«Amor, ch’ai cor
gentile ratto s’apprende / prese costui de la bella persona / che
mi fu tolta, e il modo ancor m’offende».
Chissà se quando i suoi
genitori dissero «no», Rosa conosceva i versi di Dante che
terribilmente cantano l’amor disperato di Paolo e Francesca.
Chissà.
A Torricella in Sabina,
cinquanta anni fa, Giuseppe, complice lo struscio domenicale, si
innamora di Rosa. Ricambiato. Poiché son due ragazzi puliti e non
gli basta qualche veloce, furtivo incontro - giusto il tempo di
afferrarsi le mani sino a stritolarle, quasi; le labbra che si
sfiorano mentre il sangue corre altrove e la testa ti si svuota
perdutamente -, visto che sanno di amarsi sul serio decidono di
seguire le norme del villaggio. Giuseppe bussa alla porta dei
genitori di Rosa, lo fanno accomodare «in sala», gli offrono un
bicchierino di rosolio fatto in casa e il ragazzo «si spiega». Rosa
è di là che attende d’esser chiamata. Ma invece del grande
momento sente l’uscio di casa richiudersi alle spalle di Giuseppe.
Come mai, perché?, domanda e suo padre, grave, le dice che
certamente Giuseppe è un bravo figliuolo, onesto e faticatore, però
è di «umile condizione, un semplice bracciante» e come tale non
può aspirare alla mano di una signorina figlia unica «di
agricoltori abbienti». Rosa incassa, scappa in camera. E piange.

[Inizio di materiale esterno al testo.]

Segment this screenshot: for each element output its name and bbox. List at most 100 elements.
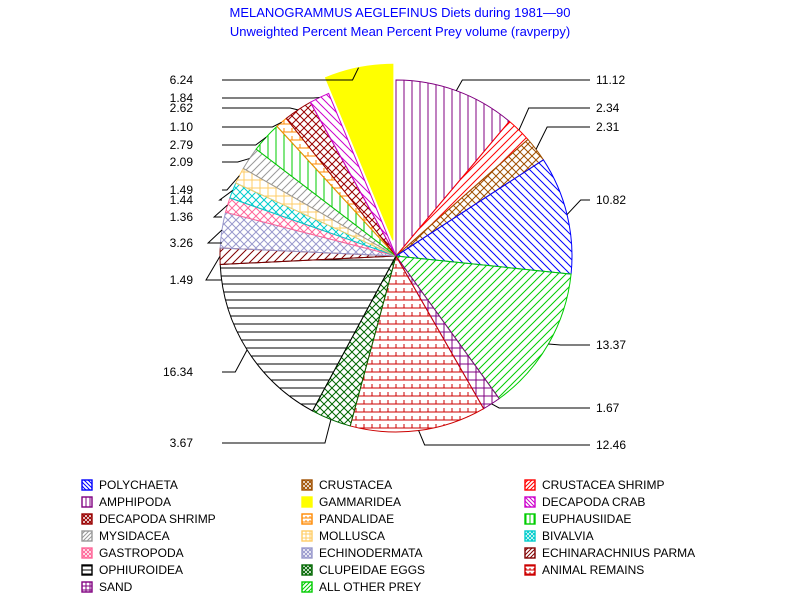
legend-label: ECHINARACHNIUS PARMA [542,546,695,560]
legend-swatch [81,496,93,508]
slice-labels: 11.12 2.34 2.31 10.82 13.37 1.67 12.46 3.67 16.3… [163,67,626,452]
legend-swatch [524,513,536,525]
label-leader-line [212,204,228,218]
legend-label: SAND [99,580,133,594]
legend-swatch [301,547,313,559]
label-leader-line [518,107,590,131]
legend-swatch [524,496,536,508]
slice-value-label: 2.34 [596,101,620,115]
legend-label: POLYCHAETA [99,478,178,492]
legend-swatch [524,530,536,542]
legend-item-animal-remains: ANIMAL REMAINS [524,563,644,577]
legend-swatch [301,581,313,593]
label-leader-line [206,229,223,244]
slice-value-label: 1.36 [170,210,194,224]
label-leader-line [222,136,267,146]
legend-item-all-other-prey: ALL OTHER PREY [301,580,421,594]
legend-item-decapoda-shrimp: DECAPODA SHRIMP [81,512,216,526]
label-leader-line [566,199,590,215]
legend-item-clupeidae-eggs: CLUPEIDAE EGGS [301,563,425,577]
legend-item-mollusca: MOLLUSCA [301,529,385,543]
legend-label: DECAPODA SHRIMP [99,512,216,526]
legend-item-mysidacea: MYSIDACEA [81,529,170,543]
legend-label: GAMMARIDEA [319,495,401,509]
legend-label: EUPHAUSIIDAE [542,512,631,526]
legend-label: GASTROPODA [99,546,184,560]
label-leader-line [548,343,590,346]
slice-value-label: 11.12 [596,73,625,87]
legend-item-ophiuroidea: OPHIUROIDEA [81,563,183,577]
slice-value-label: 12.46 [596,438,626,452]
legend-item-crustacea: CRUSTACEA [301,478,392,492]
legend-swatch [81,513,93,525]
legend-swatch [81,547,93,559]
slice-value-label: 13.37 [596,338,626,352]
legend-item-echinarachnius-parma: ECHINARACHNIUS PARMA [524,546,695,560]
legend-label: CRUSTACEA SHRIMP [542,478,664,492]
slice-value-label: 1.84 [170,91,194,105]
slice-value-label: 1.49 [170,183,194,197]
legend-swatch [301,496,313,508]
slice-value-label: 1.67 [596,401,620,415]
legend-label: BIVALVIA [542,529,594,543]
legend-label: CRUSTACEA [319,478,392,492]
legend-item-pandalidae: PANDALIDAE [301,512,394,526]
label-leader-line [218,190,233,201]
slice-value-label: 6.24 [170,73,194,87]
slice-value-label: 2.79 [170,138,194,152]
label-leader-line [455,79,590,91]
legend-item-gastropoda: GASTROPODA [81,546,184,560]
slice-value-label: 2.62 [170,101,194,115]
chart-subtitle: Unweighted Percent Mean Percent Prey vol… [230,24,570,39]
legend-swatch [524,564,536,576]
slice-value-label: 1.49 [170,273,194,287]
legend-item-sand: SAND [81,580,133,594]
slice-value-label: 1.10 [170,120,194,134]
label-leader-line [535,126,590,150]
legend-swatch [81,564,93,576]
legend-item-euphausiidae: EUPHAUSIIDAE [524,512,631,526]
legend-swatch [524,547,536,559]
legend-label: ECHINODERMATA [319,546,423,560]
chart-title: MELANOGRAMMUS AEGLEFINUS Diets during 19… [229,5,570,20]
legend-item-bivalvia: BIVALVIA [524,529,594,543]
legend-label: ANIMAL REMAINS [542,563,644,577]
legend-swatch [301,513,313,525]
legend-label: AMPHIPODA [99,495,171,509]
slice-value-label: 10.82 [596,193,626,207]
label-leader-line [222,121,282,128]
legend-item-polychaeta: POLYCHAETA [81,478,178,492]
legend-label: OPHIUROIDEA [99,563,183,577]
slice-value-label: 1.44 [170,193,194,207]
legend-item-gammaridea: GAMMARIDEA [301,495,401,509]
legend-label: DECAPODA CRAB [542,495,645,509]
label-leader-line [222,107,299,111]
pie-slice-polychaeta [394,159,573,275]
pie-slice-animal-remains [349,254,485,433]
legend: POLYCHAETA CRUSTACEA CRUSTACEA SHRIMP AMPHI… [81,478,695,594]
slice-value-label: 2.09 [170,155,194,169]
legend-swatch [81,530,93,542]
legend-item-crustacea-shrimp: CRUSTACEA SHRIMP [524,478,664,492]
slice-value-label: 3.67 [170,436,194,450]
label-leader-line [418,430,590,446]
label-leader-line [222,419,332,444]
legend-label: ALL OTHER PREY [319,580,421,594]
legend-swatch [81,581,93,593]
legend-label: CLUPEIDAE EGGS [319,563,425,577]
legend-label: PANDALIDAE [319,512,394,526]
legend-swatch [81,479,93,491]
legend-swatch [301,479,313,491]
slice-value-label: 2.31 [596,120,620,134]
legend-swatch [524,479,536,491]
legend-item-decapoda-crab: DECAPODA CRAB [524,495,645,509]
pie-slices [219,63,573,433]
legend-label: MYSIDACEA [99,529,170,543]
label-leader-line [222,67,359,81]
label-leader-line [491,403,590,409]
label-leader-line [222,349,248,373]
label-leader-line [205,255,222,281]
label-leader-line [222,175,240,191]
label-leader-line [222,158,250,163]
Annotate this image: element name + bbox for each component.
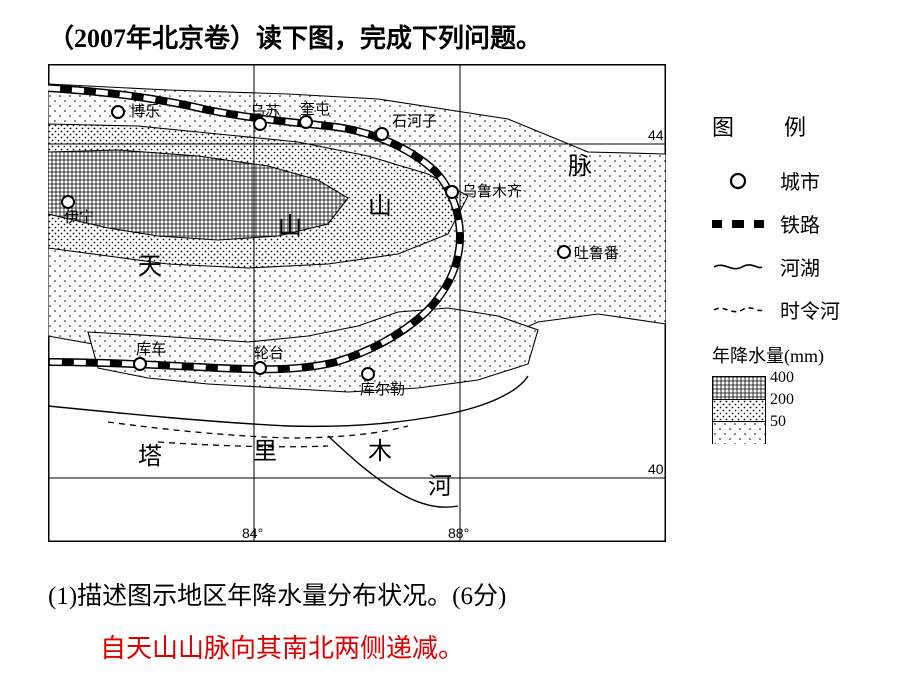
precip-level: 400 — [770, 369, 794, 387]
range-label: 河 — [428, 473, 452, 500]
range-label: 里 — [253, 439, 277, 465]
city-label: 乌苏 — [250, 103, 280, 120]
rail-icon — [712, 214, 764, 234]
precip-level: 50 — [770, 413, 786, 431]
city-label: 轮台 — [254, 345, 284, 362]
legend-row-rail: 铁路 — [712, 209, 892, 238]
city-label: 奎屯 — [300, 101, 330, 118]
city-label: 石河子 — [392, 113, 437, 130]
city-marker — [62, 196, 74, 208]
map-container: 84°88°44°40°博乐伊宁乌苏奎屯石河子乌鲁木齐吐鲁番库车轮台库尔勒天山山… — [48, 64, 666, 542]
range-label: 塔 — [138, 443, 162, 470]
city-marker — [362, 368, 374, 380]
city-marker — [376, 128, 388, 140]
city-label: 库车 — [136, 341, 166, 358]
city-marker — [558, 246, 570, 258]
legend-label: 河湖 — [780, 252, 820, 281]
seasonal-river-icon — [712, 300, 764, 320]
city-label: 博乐 — [130, 103, 160, 120]
answer-1: 自天山山脉向其南北两侧递减。 — [100, 628, 464, 665]
longitude-label: 88° — [448, 525, 469, 541]
legend-title: 图 例 — [712, 110, 892, 142]
city-marker — [134, 358, 146, 370]
city-marker — [446, 186, 458, 198]
range-label: 脉 — [568, 153, 592, 180]
river-icon — [712, 257, 764, 277]
range-label: 山 — [368, 193, 392, 220]
city-icon — [712, 171, 764, 191]
legend: 图 例 城市 铁路 河湖 时令河 年降水量(mm) — [712, 110, 892, 444]
latitude-label: 40° — [648, 461, 666, 477]
precip-box-200 — [713, 399, 765, 421]
legend-row-river: 河湖 — [712, 252, 892, 281]
exam-year: （2007年北京卷） — [48, 24, 256, 53]
city-marker — [112, 106, 124, 118]
precip-boxes — [712, 376, 766, 444]
city-label: 乌鲁木齐 — [462, 183, 522, 200]
precip-block: 400 200 50 — [712, 376, 892, 444]
legend-row-seasonal: 时令河 — [712, 295, 892, 324]
precip-title: 年降水量(mm) — [712, 342, 892, 368]
range-label: 山 — [278, 213, 302, 240]
precip-level: 200 — [770, 391, 794, 409]
longitude-label: 84° — [242, 525, 263, 541]
map-svg: 84°88°44°40°博乐伊宁乌苏奎屯石河子乌鲁木齐吐鲁番库车轮台库尔勒天山山… — [48, 64, 666, 542]
precip-box-400 — [713, 377, 765, 399]
latitude-label: 44° — [648, 127, 666, 143]
legend-row-city: 城市 — [712, 166, 892, 195]
legend-label: 铁路 — [780, 209, 820, 238]
city-marker — [254, 362, 266, 374]
legend-label: 时令河 — [780, 295, 840, 324]
range-label: 木 — [368, 438, 392, 465]
question-title: （2007年北京卷）读下图，完成下列问题。 — [48, 18, 542, 55]
question-1: (1)描述图示地区年降水量分布状况。(6分) — [48, 576, 506, 612]
range-label: 天 — [138, 254, 162, 280]
city-label: 库尔勒 — [360, 381, 405, 398]
legend-label: 城市 — [780, 166, 820, 195]
precip-box-50 — [713, 421, 765, 443]
city-label: 伊宁 — [64, 209, 94, 226]
city-label: 吐鲁番 — [574, 245, 619, 262]
title-rest: 读下图，完成下列问题。 — [256, 24, 542, 53]
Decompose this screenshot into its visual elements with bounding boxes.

Giuseppe non piange ma decide, per alleviar la pena, di lasciare il
villaggio. Per sempre. Emigra in Sudamerica.
Passano gli anni e Rosa
si sposa: con un (bravo) ragazzo del suo paese, anche lui faticatore
onesto con in più un bel parco di ulivi generosi d’olio, e due
case: una in campagna, l’altra nel cuore del paese. Giuseppe rimane
scapolo e quando, oramai imprenditore di successo, decide di tornare
in patria, preferisce sistemarsi a Monterotondo: di vivere nel
villaggio dove mezzo secolo fa subì il gran rifiuto, non se la sente
affatto. Ma un giorno, aprendo il Corriere di Rieti legge che il
marito di Rosa è morto sicché spedisce subito a colei che ricorda
giovinetta due parole di conforto. Che non hanno risposta.
Un giorno di tre mesi fa,
però, sollecitato da una imperiosa scampanellata, Giuseppe apre
l’uscio di casa e chi ti vede: Rosa.
«Sei sempre la stessa»,
mormora e non è una (pietosa) bugia, la sua, ma la verità giacché
l’ottica di una persona innamorata non è quella dei comuni
mortali. «E tu non sei cambiato affatto, sei sempre il solito
bugiardo. Mi avevi giurato amore eterno e non hai nemmeno cercato di
smuovere mio padre...». Ma, «tutto questo è passato», dice
saggiamente lui, «pensiamo a rifarci del tempo perduto». E infatti
i due «si fidanzano» e, poi, visto che il rapporto funziona
decidono di sposarsi. Ottant’anni lei, ottant’anni lui.
Questa storia è
pateticamente banale, d’accordo, se non fosse che. Se non fosse che
tornati al villaggio dopo un viaggio di nozze rituale (Roma,
Venezia), i due spacchettano i doni nuziali. Le solite robe ma con in
più un grosso baule rosso sigillato con spago robusto e vivida
ceralacca. «E questo che d’è», domanda Giuseppe e Rosa: «Aprilo
e levati la paura», sorride enigmatica. Lui apre, solleva il
coperchio del baule e, come suol dirsi efficacemente, non crede ai
suoi occhi. Il baule è pieno, tutto pieno, di lettere. Lettere
d’amore. Quelle che, senza mai saltare un giorno, Rosa ha scritto a
Giuseppe «cuore mio». «Qui c’è tutta la mia vita in attesa del
tuo ritorno. Giorno dopo giorno ti ho detto «ti amo», ti ho detto
«non ti dimenticherò» e ancora: «Saremo in due, quando Dio
vorrà».
E qui voglio rimarcare
una cosa sola affinché il lettore insieme con me rifletta: durante
cinquantanni Rosa ha quotidianamente scritto a Giuseppe. Non potendo
impostare le lettere poiché di Giuseppe ignora il recapito, Rosa
trasforma un baule rosso in una buca delle lettere. D’amore. Adesso
son lì che le leggono, i due «vecchietti». Un mucchietto al
giorno, da qui all’eternità.
Il ritaglio, una
pagina senza data di “Specchio”, il “magazine” de “La Stampa”, risale probabilmente al 2005.